Le viol d'une enfant32

J'ai 13 ans. Quand j'avais 10 ans, j'ai été violée... Ça me revient souvent et des fois je rêve que je suis encore obligée de faire cela. Comment oublier? Peux-tu m'aider? S.

Je voudrais être dotée d'une baguette magique pour te faire oublier que tu as été violée, car je ne crois pas qu'on puisse vraiment oublier une agression aussi sordide. Faute de baguette, je veux d'abord t'assurer que tu ne seras plus jamais seule.

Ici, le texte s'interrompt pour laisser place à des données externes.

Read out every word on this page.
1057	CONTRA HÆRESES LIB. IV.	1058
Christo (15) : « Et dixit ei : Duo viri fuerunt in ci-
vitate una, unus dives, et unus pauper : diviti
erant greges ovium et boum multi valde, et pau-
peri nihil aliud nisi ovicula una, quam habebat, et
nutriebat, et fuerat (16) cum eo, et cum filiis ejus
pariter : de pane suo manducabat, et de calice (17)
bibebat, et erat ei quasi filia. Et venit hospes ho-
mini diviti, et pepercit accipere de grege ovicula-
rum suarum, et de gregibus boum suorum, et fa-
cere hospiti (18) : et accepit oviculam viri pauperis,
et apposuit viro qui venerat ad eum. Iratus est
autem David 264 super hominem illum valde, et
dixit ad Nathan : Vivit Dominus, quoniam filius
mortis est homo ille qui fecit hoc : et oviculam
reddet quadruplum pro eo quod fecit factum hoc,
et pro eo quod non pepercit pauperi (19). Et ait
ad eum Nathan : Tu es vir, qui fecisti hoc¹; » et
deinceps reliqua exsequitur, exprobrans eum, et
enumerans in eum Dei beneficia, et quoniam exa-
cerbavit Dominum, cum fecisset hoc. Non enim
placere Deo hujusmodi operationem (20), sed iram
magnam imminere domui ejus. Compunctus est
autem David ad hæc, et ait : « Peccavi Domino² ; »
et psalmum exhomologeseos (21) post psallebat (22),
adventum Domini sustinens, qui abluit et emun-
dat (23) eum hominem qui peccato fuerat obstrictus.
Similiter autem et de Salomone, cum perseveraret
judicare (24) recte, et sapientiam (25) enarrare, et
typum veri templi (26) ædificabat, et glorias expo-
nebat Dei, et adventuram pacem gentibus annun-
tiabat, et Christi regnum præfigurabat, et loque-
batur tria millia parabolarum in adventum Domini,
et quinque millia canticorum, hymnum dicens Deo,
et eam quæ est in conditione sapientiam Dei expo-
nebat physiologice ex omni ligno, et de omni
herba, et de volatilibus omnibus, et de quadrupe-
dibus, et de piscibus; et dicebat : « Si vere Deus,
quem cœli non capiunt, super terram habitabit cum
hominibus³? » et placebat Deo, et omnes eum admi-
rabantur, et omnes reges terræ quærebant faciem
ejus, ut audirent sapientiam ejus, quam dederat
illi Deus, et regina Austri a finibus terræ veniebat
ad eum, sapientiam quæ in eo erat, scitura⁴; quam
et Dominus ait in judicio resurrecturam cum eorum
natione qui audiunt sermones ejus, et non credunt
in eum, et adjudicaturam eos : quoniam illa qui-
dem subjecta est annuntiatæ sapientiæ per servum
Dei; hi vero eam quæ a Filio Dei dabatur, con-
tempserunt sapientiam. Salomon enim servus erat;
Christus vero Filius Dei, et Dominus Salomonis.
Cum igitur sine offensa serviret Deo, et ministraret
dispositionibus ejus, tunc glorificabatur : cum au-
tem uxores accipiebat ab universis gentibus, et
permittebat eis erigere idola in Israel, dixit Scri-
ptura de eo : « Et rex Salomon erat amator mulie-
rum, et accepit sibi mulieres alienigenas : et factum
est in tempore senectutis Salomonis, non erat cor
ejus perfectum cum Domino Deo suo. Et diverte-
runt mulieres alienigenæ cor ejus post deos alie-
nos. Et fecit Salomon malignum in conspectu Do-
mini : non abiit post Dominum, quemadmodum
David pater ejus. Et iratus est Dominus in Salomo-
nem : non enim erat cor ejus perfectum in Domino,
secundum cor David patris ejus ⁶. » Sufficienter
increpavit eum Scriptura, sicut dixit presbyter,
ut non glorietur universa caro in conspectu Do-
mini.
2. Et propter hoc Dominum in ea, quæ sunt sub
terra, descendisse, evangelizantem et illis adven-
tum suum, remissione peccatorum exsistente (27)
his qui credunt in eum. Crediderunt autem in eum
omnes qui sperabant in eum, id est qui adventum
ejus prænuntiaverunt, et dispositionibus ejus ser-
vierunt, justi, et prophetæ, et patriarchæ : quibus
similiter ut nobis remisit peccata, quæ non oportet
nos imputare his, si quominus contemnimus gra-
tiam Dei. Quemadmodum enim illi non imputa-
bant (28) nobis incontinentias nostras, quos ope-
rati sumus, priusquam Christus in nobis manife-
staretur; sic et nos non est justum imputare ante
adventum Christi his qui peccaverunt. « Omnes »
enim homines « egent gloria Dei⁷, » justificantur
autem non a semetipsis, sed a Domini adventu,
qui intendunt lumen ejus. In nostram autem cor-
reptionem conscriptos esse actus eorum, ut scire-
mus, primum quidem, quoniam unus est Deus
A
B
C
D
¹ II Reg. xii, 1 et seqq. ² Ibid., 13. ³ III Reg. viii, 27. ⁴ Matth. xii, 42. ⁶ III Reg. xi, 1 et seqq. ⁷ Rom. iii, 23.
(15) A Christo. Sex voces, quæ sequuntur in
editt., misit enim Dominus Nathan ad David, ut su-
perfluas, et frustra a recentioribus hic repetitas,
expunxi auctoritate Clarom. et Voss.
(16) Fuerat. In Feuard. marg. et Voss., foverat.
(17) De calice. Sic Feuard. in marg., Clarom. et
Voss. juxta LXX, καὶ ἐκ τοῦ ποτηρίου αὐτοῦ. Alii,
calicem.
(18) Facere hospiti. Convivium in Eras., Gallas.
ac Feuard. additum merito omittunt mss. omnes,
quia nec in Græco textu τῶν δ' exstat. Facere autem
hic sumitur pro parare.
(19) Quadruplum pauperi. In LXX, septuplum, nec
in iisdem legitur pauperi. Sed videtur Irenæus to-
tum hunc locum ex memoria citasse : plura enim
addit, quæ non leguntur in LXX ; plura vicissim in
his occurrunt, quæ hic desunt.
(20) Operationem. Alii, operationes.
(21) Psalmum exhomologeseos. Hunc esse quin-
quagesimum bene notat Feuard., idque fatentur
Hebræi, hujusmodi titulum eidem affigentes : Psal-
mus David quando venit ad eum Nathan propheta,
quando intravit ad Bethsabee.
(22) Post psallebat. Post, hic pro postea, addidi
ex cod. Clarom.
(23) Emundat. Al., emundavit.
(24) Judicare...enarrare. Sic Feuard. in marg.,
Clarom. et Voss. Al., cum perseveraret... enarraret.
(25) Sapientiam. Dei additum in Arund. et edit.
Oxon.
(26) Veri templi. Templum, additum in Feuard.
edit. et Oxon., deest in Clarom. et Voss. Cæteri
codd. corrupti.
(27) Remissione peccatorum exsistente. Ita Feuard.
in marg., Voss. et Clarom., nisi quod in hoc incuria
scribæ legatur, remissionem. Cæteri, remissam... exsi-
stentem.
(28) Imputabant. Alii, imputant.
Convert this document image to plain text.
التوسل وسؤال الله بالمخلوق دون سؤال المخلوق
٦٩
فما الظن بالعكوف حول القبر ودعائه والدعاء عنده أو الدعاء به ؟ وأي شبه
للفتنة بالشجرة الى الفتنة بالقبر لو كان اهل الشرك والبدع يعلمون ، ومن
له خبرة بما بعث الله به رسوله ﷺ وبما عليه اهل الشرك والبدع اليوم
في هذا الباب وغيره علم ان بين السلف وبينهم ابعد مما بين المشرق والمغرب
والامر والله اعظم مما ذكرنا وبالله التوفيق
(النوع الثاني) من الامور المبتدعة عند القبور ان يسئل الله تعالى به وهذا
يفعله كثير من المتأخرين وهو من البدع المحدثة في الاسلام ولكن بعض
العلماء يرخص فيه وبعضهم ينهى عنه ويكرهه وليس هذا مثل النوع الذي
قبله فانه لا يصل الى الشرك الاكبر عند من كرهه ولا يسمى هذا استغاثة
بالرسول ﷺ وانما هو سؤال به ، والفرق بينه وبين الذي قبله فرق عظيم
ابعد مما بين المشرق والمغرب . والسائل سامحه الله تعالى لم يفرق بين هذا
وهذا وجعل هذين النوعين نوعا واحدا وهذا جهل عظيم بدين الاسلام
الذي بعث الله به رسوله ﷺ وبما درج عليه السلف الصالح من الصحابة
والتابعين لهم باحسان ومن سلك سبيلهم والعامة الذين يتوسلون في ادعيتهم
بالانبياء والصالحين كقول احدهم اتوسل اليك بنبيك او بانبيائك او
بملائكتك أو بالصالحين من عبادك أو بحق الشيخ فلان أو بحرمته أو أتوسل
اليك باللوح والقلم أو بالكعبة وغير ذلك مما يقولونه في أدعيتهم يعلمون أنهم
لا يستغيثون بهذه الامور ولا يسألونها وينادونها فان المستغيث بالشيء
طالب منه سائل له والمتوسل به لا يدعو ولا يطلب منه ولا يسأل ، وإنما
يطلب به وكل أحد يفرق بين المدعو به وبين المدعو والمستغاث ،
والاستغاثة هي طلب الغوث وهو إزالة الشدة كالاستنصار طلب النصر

Je veux surtout te dire que ce n'est pas de ta faute si un adulte a abusé de toi. Le viol, parce qu'il implique nécessairement la domination d'un plus fort sur un plus faible, est inacceptable même quand il s'agit d'adultes. Une enfant de 10 ans ne peut absolument pas être responsable d'un pareil geste. Tu n'as donc pas à avoir honte ou à te sentir coupable. Quelqu'un de plus fort que toi t'a soumise à ses intérêts à lui et non aux tiens. C'est lui le coupable et non toi. Tu as été une victime.

Je crois comprendre que la situation ne se répète plus actuellement. Si par hasard cela se répète, il faut agir sans attendre une minute pour que cela cesse. Les premières choses à faire: t'organiser pour ne pas te retrouver seule avec ton agresseur et en parler avec un adulte en qui tu as confiance même si on t'a menacée de représailles si tu parlais. Le secret en cette matière fait durer les agressions et crée le sentiment de solitude et d'abandon.

À qui en parler? Si le violeur n'est pas de ta parenté, tes parents pourraient être tes premiers confidents. S'il s'agit de quelqu'un de ta famille (père, frère, oncle, grand-père), le personnel de ton école pourra t'aider directement ou te suggérer d'autres personnes-ressources. Les Centres locaux de services communautaires (CLSC) offrent des services pour les jeunes. Il y a également le Directeur de la protection de la jeunesse qui est autorisé à intervenir chaque fois qu'un enfant est maltraité. Tu trouves son nom dans le bottin téléphonique sous la rubrique Centre des services sociaux. Il y a aussi des groupes de femmes qui ont mis sur pied des services d'aide. S'il en existe dans ta région, tu as des chances de les trouver dans le bottin téléphonique sous l'appellation Centre pour les victimes d'agression sexuelle ou encore Mouvement contre le viol. Les CLSC offrent souvent des sessions de groupe pour des jeunes qui vivent des situations semblables. Je te suggère fortement de te joindre à l'un de ces groupes. En partageant ton vécu, tu pourras vérifier les solutions que chacune a trouvées pour s'en sortir. Aux endroits où tu t'adresses, tu dis simplement que tu as 13 ans, que tu as été violée et que tu as besoin d'aide. Continue tes démarches jusqu'à ce que tu aies obtenu satisfaction. Si tu ne réussis pas, écris-moi de nouveau à Vidéo-Presse en me disant où je peux te rejoindre et je te répondrai immédiatement. Au cours de ces démarches, tu auras probablement l'envie d'abandonner parce qu'il sera question de ta vie intime, d'un agresseur que tu connais probablement, d'une situation passée. Mais si tu veux arrêter de souffrir, il faut continuer tant qu'il y aura quelque chose en toi qui fera mal.



Il faut continuer pour toi, mais aussi pour les autres enfants à qui l'agresseur pourra faire autant de mal qu'à toi si rien n'est fait.

En même temps que tu fais ces démarches, essaie d'être attentive à la minute présente, à ce que la vie t'apporte de bon. Quand tu te rappelles ton passé, essaie de te souvenir également du positif qu'il y a eu. Dis-toi aussi que tu es capable de t'en sortir. Ne laisse pas la méchanceté qui a touché ton existence prendre toute la place en toi. Je te serre fort dans mes bras.